The classic way in which a plastic surgeon deals with wrinkles is by tightening the skin. Just as you can remove the surface wrinkles from a piece of cloth by pulling it tight so you can remove the wrinkles from skin.

A standard face lift, to deal with deep creases and sagging skin, takes several hours. Using either a local or a general anesthetic the surgeon makes small cuts in front of the ears, cuts the facial skin away from the face and then literally pulls the skin tight before cutting off the excess and resuturing. There is usually some bruising for a week or two, but the eventual scars can usually be covered up with hair.

Unfortunately, there are a number of risks with face lift surgery. If the circulation is impaired, skin may slough off and if the facial nerve is cut permanent paralysis can result.

The other extremely popular operation to eliminate facial wrinkles involves the eyelids. This is longer lasting than a face lift, heals quickly and is usually very effective. It is also possible to deal with forehead creases by an operation called a frontal ridectomy. The snag with this type of operation is that afterwards the patient's face may not be so mobile or able to produce a full range of facial expressions.

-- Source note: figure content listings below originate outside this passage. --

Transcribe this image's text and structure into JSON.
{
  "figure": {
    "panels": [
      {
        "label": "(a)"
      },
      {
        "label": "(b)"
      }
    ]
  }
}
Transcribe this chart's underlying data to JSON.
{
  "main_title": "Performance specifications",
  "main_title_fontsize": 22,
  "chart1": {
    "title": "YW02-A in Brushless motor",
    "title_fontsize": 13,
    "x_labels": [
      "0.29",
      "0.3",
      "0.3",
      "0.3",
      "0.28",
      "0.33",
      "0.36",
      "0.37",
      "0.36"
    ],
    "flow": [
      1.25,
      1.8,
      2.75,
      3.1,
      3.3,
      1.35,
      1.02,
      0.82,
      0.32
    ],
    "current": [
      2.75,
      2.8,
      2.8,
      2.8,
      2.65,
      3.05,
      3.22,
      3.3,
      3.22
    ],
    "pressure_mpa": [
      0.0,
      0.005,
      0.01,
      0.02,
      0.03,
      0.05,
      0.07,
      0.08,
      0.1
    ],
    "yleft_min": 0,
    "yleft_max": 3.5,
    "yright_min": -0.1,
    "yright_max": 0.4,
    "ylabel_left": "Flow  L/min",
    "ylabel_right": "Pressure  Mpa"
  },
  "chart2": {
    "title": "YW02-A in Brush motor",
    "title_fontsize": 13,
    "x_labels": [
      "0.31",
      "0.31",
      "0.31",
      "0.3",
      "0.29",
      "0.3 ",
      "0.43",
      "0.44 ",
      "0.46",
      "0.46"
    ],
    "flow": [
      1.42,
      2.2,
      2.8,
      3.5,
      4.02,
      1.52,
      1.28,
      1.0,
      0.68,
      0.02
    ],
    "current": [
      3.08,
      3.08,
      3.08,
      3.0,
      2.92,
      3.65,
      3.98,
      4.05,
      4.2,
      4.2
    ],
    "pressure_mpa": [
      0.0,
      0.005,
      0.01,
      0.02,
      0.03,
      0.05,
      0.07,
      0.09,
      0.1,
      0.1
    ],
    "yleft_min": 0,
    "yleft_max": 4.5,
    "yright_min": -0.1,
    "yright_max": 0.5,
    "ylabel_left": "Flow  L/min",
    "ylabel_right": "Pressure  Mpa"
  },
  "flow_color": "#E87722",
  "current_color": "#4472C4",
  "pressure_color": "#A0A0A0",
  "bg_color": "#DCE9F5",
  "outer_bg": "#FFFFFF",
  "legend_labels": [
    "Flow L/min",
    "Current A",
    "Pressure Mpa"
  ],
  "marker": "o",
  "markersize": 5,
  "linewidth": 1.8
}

I've mentioned facial wrinkles at some length because they are the ones that worry people most of all. But surgeons can also operate on wrinkles elsewhere. Indeed, the only part of the human body that plastic surgeons cannot straighten out is the insides of the thighs. If you see someone on the beach and you want to know whether their youthful good looks are a result of the knife, look at the insides of the thighs for tell-tale wrinkles and creases.

Removing excess skin is probably the technique most commonly used for wrinkles but there are others. Plastic surgeons used to inject silicone into the skin, for example, although this has gone out of favor because it is known that the silicone does not always stay where it is put.